Julien Paluku avance également des chiffres particulièrement révélateurs.
Entre 2020 et 2024, l’exploitation illicite des minerais congolais aurait généré près de 1,75 milliard de dollars, alors que la capacité de production minière propre du Rwanda demeure très limitée.
« Le Rwanda ne pouvait même pas produire l’équivalent de dix millions de dollars par an pour les minerais qu’il suppose avoir chez lui. Comment ces minerais se sont-ils multipliés soudainement sur son sol ? », s’est-il interrogé.
Le ministre estime par ailleurs que les éléments contenus dans les sanctions américaines, notamment la mention de l’escorte militaire rwandaise lors du transport de l’or congolais, constituent une preuve supplémentaire de la présence des Forces de défense rwandaises sur le territoire congolais.
« Ce n’est pas seulement une guerre économique, c’est une violation des Accords de Washington que le Rwanda a pourtant signés », affirme-t-il.
Patrick Muyaya : « Les sanctions brisent quelques maillons de la chaîne du vol étatisé »
Même tonalité du côté du porte-parole du gouvernement, Patrick Muyaya.
Pour lui, l’existence même d’une importante raffinerie d’or au Rwanda constitue une illustration du pillage organisé des ressources congolaises.
« Disposer d’une raffinerie d’or sans en regorger dans son sous-sol. Il n’y a pas meilleure preuve de pillage. »
Le ministre estime que les sanctions américaines viennent frapper un système organisé.
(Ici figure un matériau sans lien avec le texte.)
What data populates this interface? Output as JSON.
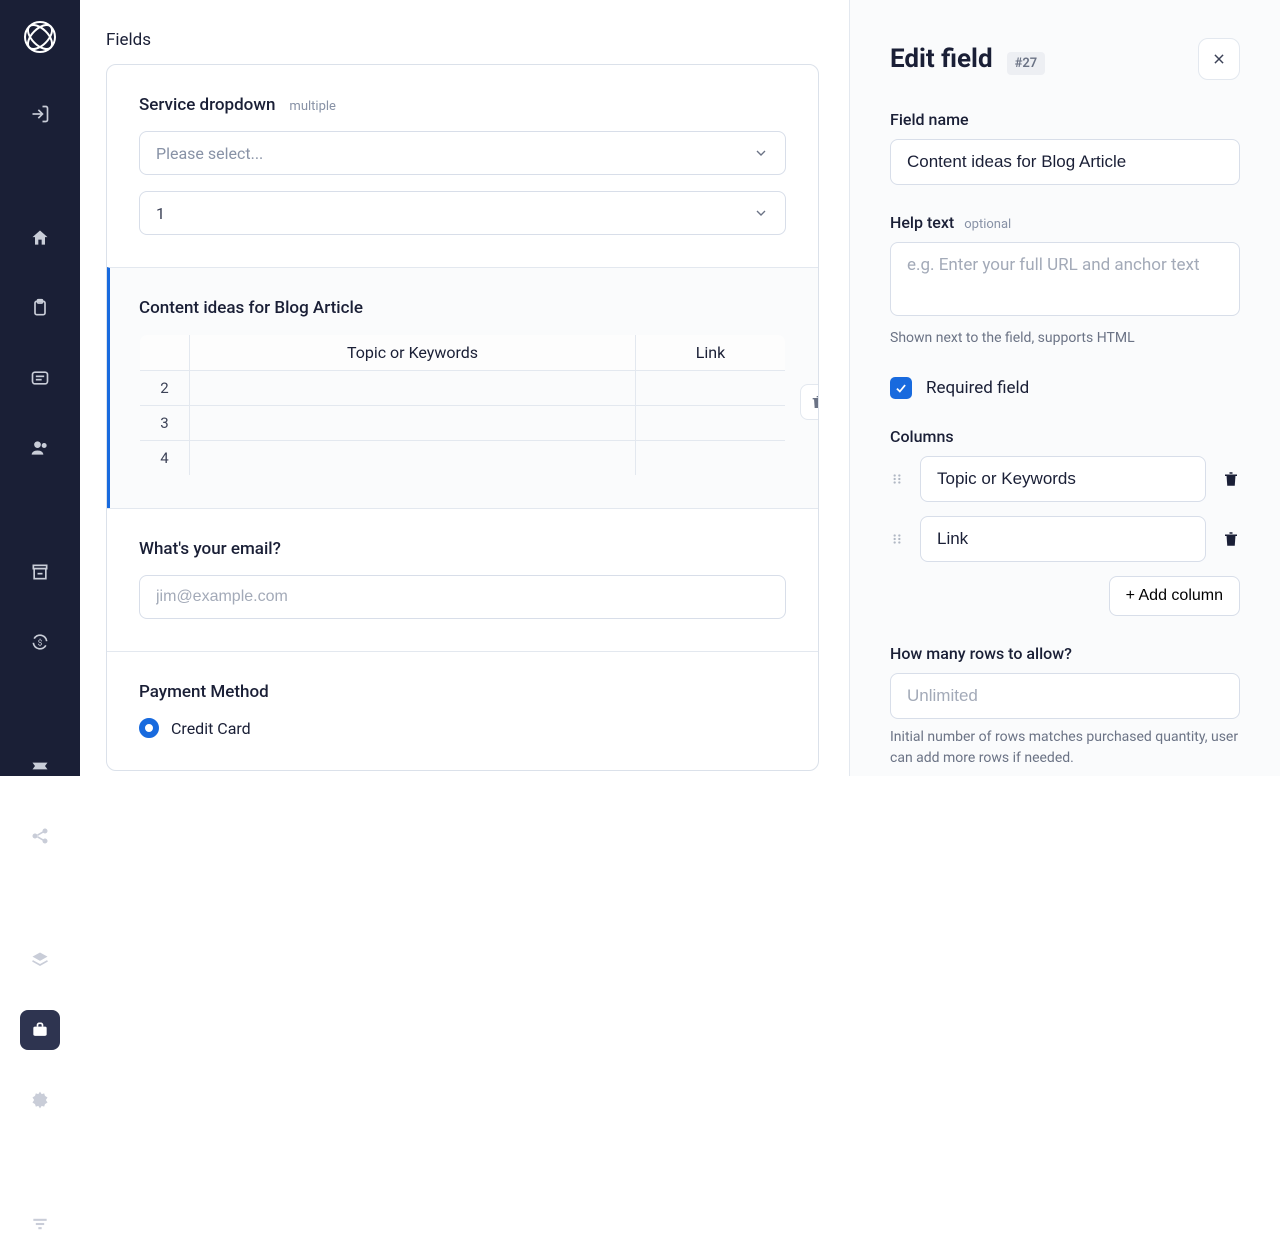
{
  "sidebar": {
    "items": [
      {
        "name": "login-icon"
      },
      {
        "name": "home-icon"
      },
      {
        "name": "clipboard-icon"
      },
      {
        "name": "message-icon"
      },
      {
        "name": "users-icon"
      },
      {
        "name": "archive-icon"
      },
      {
        "name": "refresh-dollar-icon"
      },
      {
        "name": "ticket-icon"
      },
      {
        "name": "share-icon"
      },
      {
        "name": "layers-icon"
      },
      {
        "name": "briefcase-icon",
        "active": true
      },
      {
        "name": "gear-icon"
      },
      {
        "name": "filter-icon"
      }
    ]
  },
  "preview": {
    "section_title": "Fields",
    "field1": {
      "label": "Service dropdown",
      "tag": "multiple",
      "placeholder": "Please select...",
      "second_value": "1"
    },
    "field2": {
      "label": "Content ideas for Blog Article",
      "columns": [
        "Topic or Keywords",
        "Link"
      ],
      "row_numbers": [
        "2",
        "3",
        "4"
      ]
    },
    "field3": {
      "label": "What's your email?",
      "placeholder": "jim@example.com"
    },
    "field4": {
      "label": "Payment Method",
      "option": "Credit Card"
    }
  },
  "editor": {
    "title": "Edit field",
    "badge": "#27",
    "field_name_label": "Field name",
    "field_name_value": "Content ideas for Blog Article",
    "help_text_label": "Help text",
    "help_text_optional": "optional",
    "help_text_placeholder": "e.g. Enter your full URL and anchor text",
    "help_text_hint": "Shown next to the field, supports HTML",
    "required_label": "Required field",
    "columns_label": "Columns",
    "columns": [
      "Topic or Keywords",
      "Link"
    ],
    "add_column_label": "+ Add column",
    "rows_label": "How many rows to allow?",
    "rows_placeholder": "Unlimited",
    "rows_hint": "Initial number of rows matches purchased quantity, user can add more rows if needed."
  }
}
« Ces sanctions viennent de briser quelques maillons de la chaîne du vol étatisé. Elles donnent un sérieux coup au circuit frauduleux mêlant individus et entités liés directement au pouvoir rwandais. »
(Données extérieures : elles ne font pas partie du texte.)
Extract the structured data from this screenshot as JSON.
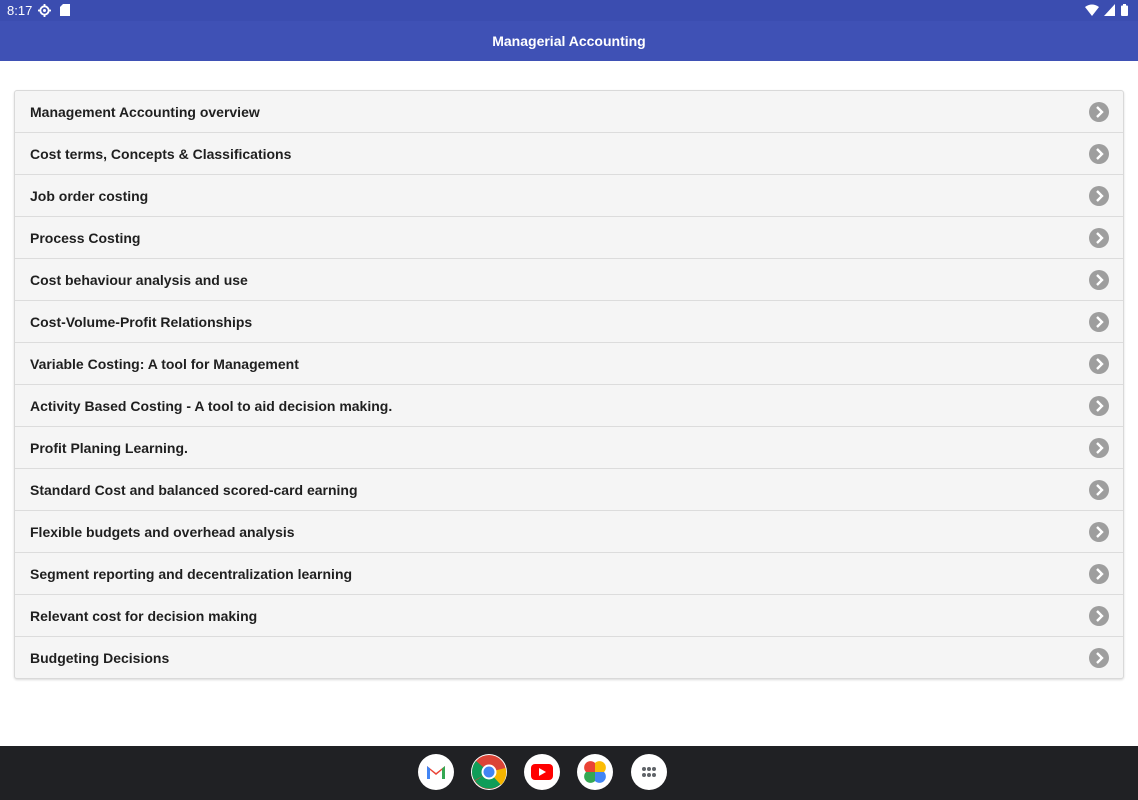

Il appelle également le Rwanda à retirer définitivement ses forces du territoire congolais.
Global Witness pointe les failles de la chaîne mondiale d’approvisionnement
Ces sanctions interviennent quelques jours après la publication d’une enquête de l’ONG Global Witness consacrée au commerce du coltan extrait dans les mines de Rubaya.
Selon cette enquête, les mines de Rubaya, qui produisent environ 15 % du tantale mondial, sont devenues l’une des principales sources de financement du M23 depuis leur prise de contrôle en avril 2024.
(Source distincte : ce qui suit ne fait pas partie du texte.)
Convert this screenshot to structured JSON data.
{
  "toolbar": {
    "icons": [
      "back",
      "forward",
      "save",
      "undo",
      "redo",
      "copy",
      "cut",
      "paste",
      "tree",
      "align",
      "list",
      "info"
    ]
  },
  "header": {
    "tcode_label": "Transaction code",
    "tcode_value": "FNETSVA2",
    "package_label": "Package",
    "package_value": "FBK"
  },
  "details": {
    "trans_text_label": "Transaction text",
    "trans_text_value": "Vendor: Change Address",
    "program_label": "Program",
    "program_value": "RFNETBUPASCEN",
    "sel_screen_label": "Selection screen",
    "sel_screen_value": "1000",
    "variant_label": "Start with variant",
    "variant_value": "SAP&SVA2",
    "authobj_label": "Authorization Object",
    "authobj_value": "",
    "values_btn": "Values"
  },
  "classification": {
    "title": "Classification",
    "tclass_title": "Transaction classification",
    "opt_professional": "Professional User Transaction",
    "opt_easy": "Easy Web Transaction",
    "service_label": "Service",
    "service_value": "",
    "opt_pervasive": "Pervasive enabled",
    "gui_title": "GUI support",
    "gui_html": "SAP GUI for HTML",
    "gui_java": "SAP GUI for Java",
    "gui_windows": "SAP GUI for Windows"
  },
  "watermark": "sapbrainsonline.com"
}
Global Witness affirme avoir identifié sept entreprises responsables de 85 % des exportations rwandaises de coltan, dont au moins cinq auraient acheté du minerai de contrebande provenant directement de la RDC avant de l’acheminer vers des fonderies en Chine ou au Kazakhstan.
L’organisation estime également que ce tantale issu des zones de conflit pourrait avoir intégré les chaînes d’approvisionnement de plusieurs grandes marques internationales, parmi lesquelles Apple, Microsoft, Amazon, Sony, Nvidia, Toyota, Ericsson, Vodafone ou encore LG Display.
L’enquête de Global Witness avait mis aussi en cause les mécanismes internationaux de traçabilité, notamment le système ITSCI et certains audits de la Responsible Minerals Initiative (RMI), jugés incapables d’empêcher l’introduction de minerais de conflit dans les chaînes d’approvisionnement mondiales.
En multipliant les sanctions contre les acteurs politiques, militaires et économiques impliqués dans cette économie de guerre, les États-Unis cherchent désormais à couper les principales sources de financement des groupes armés opérant dans l’est de la RDC. Reste à savoir si cette pression financière sera suffisante pour enrayer un trafic qui, depuis plus de deux décennies, alimente l’un des conflits les plus meurtriers du continent africain.